We chose a well-known seafood restaurant some kilometers away for dinner that evening, and the food (mostly seafood dishes with a decidedly Chinese flair) was first-rate. We went through numerous bottles of Wyndham Estate’s Bin 444 Cabernet Sauvignon and never grew tired of it. The restaurant was on stilts over the water, and much of the sea fare on the menu had been hauled up from fishing boats through a opening in the floor near the center of the room. We made friends with our waiter, and he invited us to a beach party later that evening at the Mana Mana Beach Club, a watersports resort not far from our own. We bought another bottle of wine and headed straight over when we left the restaurant sometime around 11 p.m.
Things were well underway by the time we got there. An open bar and dance floor looked out over the ocean, separated by fifty meters or so of cool sand. We found a table and chatted while we waited for Khairudin the waiter and his friends to arrive. After a while they did, and we talked about life in Indonesia and the effects of the recent economic turmoil the country has faced. Finding work was difficult and education hard to afford. Khairudin spoke good English (thanks to classes and arduous self-study) and respectable Mandarin from watching television broadcasts from Singapore. He was 21, seriously motivated, and an engaging conversationalist. We all felt lucky to have met him and his friends.

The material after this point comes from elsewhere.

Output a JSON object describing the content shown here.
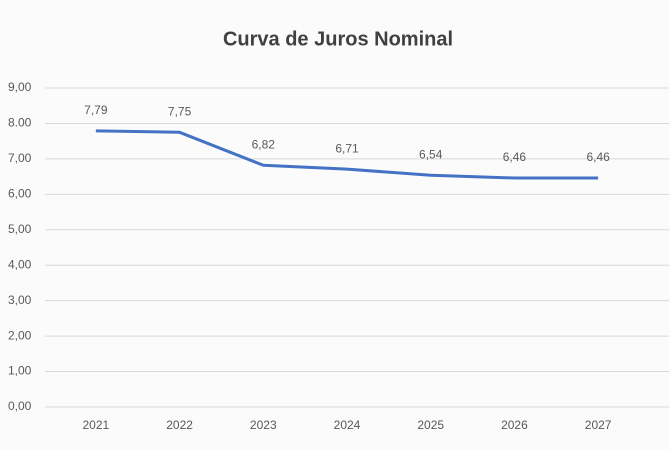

We danced a bit and drank a bit more, and when the hour grew late we stumbled back to our rooms and slept the deep, exhausted sleep of sated hedonists.
We had to catch a noon ferry back to Singapore, so we were up early and off to breakfast before many of our fellow guests were even awake. The trip back was uneventful. Before long we were pulling into Tanah Merah, and then it was into a taxi and off to Singapore proper to do some shopping. Normally I wouldn’t add shopping to my list of activities while on “vacation,” but as a 188cm tall foreigner in Tokyo I find it extremely hard to find clothes that fit. And plus, Singapore is damn cheap. So I went crazy and shopped for clothes like a man possessed. There was no shortage of XL shirts and 36″ pants (I bought plenty of both), but I never could find shoes to fit my size 11 feet. I’m not complaining.
We went to an excellent Chinese restaurant for dinner that evening, and decided on the lobster because it was (you guessed it) cheap and also very fresh. The Chinese broccoli, mushroom and tofu hot-pot, and everything else were just fantastic. This was also refreshing, because it’s near-impossible to find good Chinese food in Tokyo. Don’t ask me why. Tokyo is full of Chinese people. Many of them preparing Chinese food. It should be good, one would think. But it’s not. And it’s only until you go to Singapore or Vancouver or Hong Kong that you realize it. Realizing it, I ordered more.
My flight was scheduled to leave at 11 p.m. that evening. My friends came to the airport to see me off, and I thanked them for the wonderful time I had there that weekend. Singapore is a wonderful city and I look forward to returning again and again. Hopefully I’ll have the opportunity to do just that.
And thinking back now as I try to come up with up a clever way to end this, all I can say is that I already miss it. Sitting here in my swank Yoyogi pad, I miss it very much.